Eu entrei na sala rindo, vestindo meu shortinho curto de pijama e regata fina. A luz amarelada do abajur iluminava tudo. Mamãe, com 48 anos, estava recostada no sofá só de camisola fina de algodão que colava levemente na pele.
—Mãe, lembra quando eu era pequena e você me deixava brincar de cavalinho? Eu ficava em cima de você, balançando e gritando “galopa!”.
Ela sorriu com aquele carinho de sempre e abriu os braços.
—Como esquecer, minha filha? Vem cá… sobe. Vamos relembrar os velhos tempos.
Eu subi no colo dela, montando sobre suas coxas como fazia quando criança. No começo era pura brincadeira. Eu balançava o corpo devagar para frente e para trás, rindo alto. Ela segurava minha cintura com as mãos quentes, guiando o ritmo leve.
—Galopa mais rápido, cavalinho! — eu brincava, ainda com voz infantil.
Nós duas ríamos juntas. Mas aos poucos o movimento foi ficando mais lento… mais profundo. Eu sentia o calor do corpo dela subindo entre minhas pernas. O tecido fino do meu shortinho começou a grudar na pele.
—Mãe… você tá bem quentinha aqui — murmurei, a voz um pouco mais baixa.
Ela respirou fundo e respondeu, ainda carinhosa:
—É só o corpo esquentando, meu amor… normal quando a gente brinca assim. Continua se quiser.
Eu engoli em seco e continuei. Agora meus quadris faziam movimentos circulares mais lentos, pressionando meu púbis inchado contra o dela. Meu clitóris começou a deslizar devagar contra o dela, separado apenas pelo tecido molhado. O atrito era quente, levemente pegajoso.
Um formigamento subiu pela minha barriga. Um gemidinho escapou.
—Ai… mãe… tá ficando diferente… — sussurrei, a respiração mais curta.
Mamãe apertou minha cintura com mais firmeza. Eu senti uma umidade mais abundante vindo dela, deixando o tecido escorregadio. O pescoço e o peito dela estavam quentes, com um leve suor aparecendo entre os seios. A respiração dela ficou mais pesada.
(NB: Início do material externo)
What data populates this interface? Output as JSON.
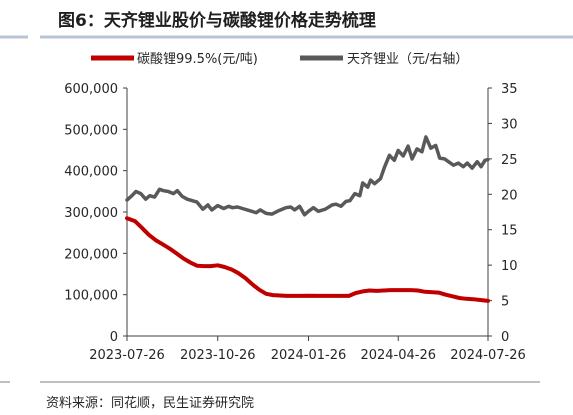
{
  "figure": {
    "title": "图6：天齐锂业股价与碳酸锂价格走势梳理",
    "source": "资料来源：同花顺，民生证券研究院"
  },
  "colors": {
    "title_bar": "#b8c4d4",
    "title_text": "#1f1f1f",
    "lithium_carbonate": "#c00000",
    "tianqi": "#595959",
    "axis": "#404040",
    "divider": "#7f7f7f"
  },
  "chart_data": {
    "type": "line",
    "x_axis": {
      "ticks": [
        "2023-07-26",
        "2023-10-26",
        "2024-01-26",
        "2024-04-26",
        "2024-07-26"
      ],
      "range": [
        "2023-07-26",
        "2024-07-26"
      ]
    },
    "y_left": {
      "range": [
        0,
        600000
      ],
      "ticks": [
        "0",
        "100,000",
        "200,000",
        "300,000",
        "400,000",
        "500,000",
        "600,000"
      ]
    },
    "y_right": {
      "range": [
        0,
        35
      ],
      "ticks": [
        "0",
        "5",
        "10",
        "15",
        "20",
        "25",
        "30",
        "35"
      ]
    },
    "grid": false,
    "legend_position": "top",
    "series": [
      {
        "name": "碳酸锂99.5%(元/吨)",
        "axis": "left",
        "color": "#c00000",
        "points": [
          [
            "2023-07-26",
            285000
          ],
          [
            "2023-08-03",
            278000
          ],
          [
            "2023-08-10",
            262000
          ],
          [
            "2023-08-17",
            245000
          ],
          [
            "2023-08-24",
            232000
          ],
          [
            "2023-08-31",
            222000
          ],
          [
            "2023-09-07",
            212000
          ],
          [
            "2023-09-14",
            200000
          ],
          [
            "2023-09-21",
            188000
          ],
          [
            "2023-09-28",
            178000
          ],
          [
            "2023-10-05",
            170000
          ],
          [
            "2023-10-12",
            169000
          ],
          [
            "2023-10-19",
            169000
          ],
          [
            "2023-10-26",
            171000
          ],
          [
            "2023-11-02",
            167000
          ],
          [
            "2023-11-09",
            161000
          ],
          [
            "2023-11-16",
            152000
          ],
          [
            "2023-11-23",
            140000
          ],
          [
            "2023-11-30",
            125000
          ],
          [
            "2023-12-07",
            112000
          ],
          [
            "2023-12-14",
            102000
          ],
          [
            "2023-12-21",
            99000
          ],
          [
            "2024-01-04",
            97000
          ],
          [
            "2024-01-18",
            97000
          ],
          [
            "2024-01-26",
            97500
          ],
          [
            "2024-02-08",
            97000
          ],
          [
            "2024-02-29",
            97000
          ],
          [
            "2024-03-07",
            97000
          ],
          [
            "2024-03-14",
            104000
          ],
          [
            "2024-03-21",
            108000
          ],
          [
            "2024-03-28",
            110000
          ],
          [
            "2024-04-04",
            109000
          ],
          [
            "2024-04-11",
            110000
          ],
          [
            "2024-04-18",
            111000
          ],
          [
            "2024-04-26",
            111000
          ],
          [
            "2024-05-09",
            111000
          ],
          [
            "2024-05-16",
            110000
          ],
          [
            "2024-05-23",
            107000
          ],
          [
            "2024-06-06",
            105000
          ],
          [
            "2024-06-13",
            100000
          ],
          [
            "2024-06-20",
            96000
          ],
          [
            "2024-06-27",
            92000
          ],
          [
            "2024-07-04",
            90000
          ],
          [
            "2024-07-11",
            89000
          ],
          [
            "2024-07-18",
            87000
          ],
          [
            "2024-07-26",
            85000
          ]
        ]
      },
      {
        "name": "天齐锂业（元/右轴）",
        "axis": "right",
        "color": "#595959",
        "points": [
          [
            "2023-07-26",
            19.2
          ],
          [
            "2023-07-31",
            19.8
          ],
          [
            "2023-08-04",
            20.4
          ],
          [
            "2023-08-09",
            20.1
          ],
          [
            "2023-08-14",
            19.3
          ],
          [
            "2023-08-18",
            19.8
          ],
          [
            "2023-08-23",
            19.6
          ],
          [
            "2023-08-28",
            20.7
          ],
          [
            "2023-09-01",
            20.5
          ],
          [
            "2023-09-06",
            20.4
          ],
          [
            "2023-09-11",
            20.1
          ],
          [
            "2023-09-15",
            20.5
          ],
          [
            "2023-09-20",
            19.7
          ],
          [
            "2023-09-25",
            19.3
          ],
          [
            "2023-10-05",
            18.9
          ],
          [
            "2023-10-11",
            17.9
          ],
          [
            "2023-10-16",
            18.5
          ],
          [
            "2023-10-20",
            17.8
          ],
          [
            "2023-10-26",
            18.4
          ],
          [
            "2023-11-01",
            18.0
          ],
          [
            "2023-11-06",
            18.3
          ],
          [
            "2023-11-10",
            18.1
          ],
          [
            "2023-11-15",
            18.2
          ],
          [
            "2023-11-20",
            18.0
          ],
          [
            "2023-11-27",
            17.7
          ],
          [
            "2023-12-04",
            17.4
          ],
          [
            "2023-12-08",
            17.8
          ],
          [
            "2023-12-14",
            17.3
          ],
          [
            "2023-12-20",
            17.2
          ],
          [
            "2023-12-27",
            17.7
          ],
          [
            "2024-01-03",
            18.1
          ],
          [
            "2024-01-08",
            18.2
          ],
          [
            "2024-01-12",
            17.8
          ],
          [
            "2024-01-17",
            18.3
          ],
          [
            "2024-01-22",
            17.1
          ],
          [
            "2024-01-26",
            17.6
          ],
          [
            "2024-01-31",
            18.1
          ],
          [
            "2024-02-05",
            17.6
          ],
          [
            "2024-02-12",
            17.9
          ],
          [
            "2024-02-19",
            18.5
          ],
          [
            "2024-02-23",
            18.6
          ],
          [
            "2024-02-28",
            18.3
          ],
          [
            "2024-03-04",
            19.0
          ],
          [
            "2024-03-08",
            19.1
          ],
          [
            "2024-03-13",
            20.1
          ],
          [
            "2024-03-18",
            19.8
          ],
          [
            "2024-03-21",
            21.6
          ],
          [
            "2024-03-26",
            21.0
          ],
          [
            "2024-03-29",
            22.0
          ],
          [
            "2024-04-02",
            21.5
          ],
          [
            "2024-04-08",
            22.2
          ],
          [
            "2024-04-12",
            23.8
          ],
          [
            "2024-04-17",
            25.5
          ],
          [
            "2024-04-22",
            24.8
          ],
          [
            "2024-04-26",
            26.2
          ],
          [
            "2024-05-01",
            25.4
          ],
          [
            "2024-05-06",
            26.8
          ],
          [
            "2024-05-10",
            25.0
          ],
          [
            "2024-05-15",
            26.4
          ],
          [
            "2024-05-20",
            26.0
          ],
          [
            "2024-05-24",
            28.1
          ],
          [
            "2024-05-29",
            26.5
          ],
          [
            "2024-06-03",
            26.9
          ],
          [
            "2024-06-07",
            25.1
          ],
          [
            "2024-06-12",
            25.0
          ],
          [
            "2024-06-17",
            24.5
          ],
          [
            "2024-06-21",
            24.1
          ],
          [
            "2024-06-26",
            24.4
          ],
          [
            "2024-07-01",
            23.9
          ],
          [
            "2024-07-05",
            24.4
          ],
          [
            "2024-07-10",
            23.7
          ],
          [
            "2024-07-15",
            24.6
          ],
          [
            "2024-07-19",
            23.9
          ],
          [
            "2024-07-23",
            24.8
          ],
          [
            "2024-07-26",
            24.9
          ]
        ]
      }
    ]
  }
}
—Respira, meu bem… é só a brincadeira… mas… você pode continuar se estiver gostando.
Eu obedeci. Os movimentos ficaram mais deliberados. Agora minha vulva esfregava inteira contra a dela em um ritmo lento e profundo. O tecido dos shortinhos estava completamente encharcado, criando um som suave e molhado a cada deslize. Nossos clitóris inchados se pressionavam e escorregavam um contra o outro, enviando choques quentes pelo meu ventre.
Eu inclinei o corpo para frente. Meus seios roçavam nos dela. Minha respiração estava entrecortada.
—Mãe… tá tão molhado… e tão bom… não consigo parar…
Ela gemeu baixinho, ajudando-me a pressionar mais forte, guiando o atrito molhado e escorregadio.
—Isso, minha filha… esfrega devagar assim… sente como a mamãe tá molhadinha pra você… continua…
O prazer aumentou. Nossos clitóris pulsavam juntos a cada movimento circular. O som molhado de pele úmida contra pele úmida enchia a sala. Eu gemia baixinho, o corpo tremendo. Mamãe sentia o calor subir pelo peito, a respiração pesada, o ventre contraindo.
—Filha… eu tô perto… goza comigo… — sussurrou ela, a voz rouca e carinhosa.
Eu apertei os quadris com força, esfregando meu clitóris inchado contra o dela em movimentos rápidos e molhados. O orgasmo chegou primeiro para mim, em ondas intensas e longas. Meu corpo se contorceu, gemendo alto, enquanto minha boceta pulsava e latejava contra a dela, liberando mais umidade quente.
Mamãe sentiu minhas contrações vibrarem diretamente no clitóris dela e explodiu logo em seguida. Um gemido profundo escapou dela enquanto sua boceta se contraía em espasmos fortes, nossos clitóris ainda deslizando juntos até o último tremor.
Ficamos abraçadas, ofegantes, os corpos suados e ainda colados. Nossas bocetas úmidas e sensíveis pulsavam levemente uma contra a outra. Mamãe acariciou meus cabelos com ternura, beijando minha testa suada.
—Nossa… foi só brincadeira, né? Mas… caramba… — murmurou ela, ainda respirando pesado.
Eu sorri, ainda tremendo levemente, e sussurrei:
—Podemos brincar de cavalinho de novo amanhã, mãe?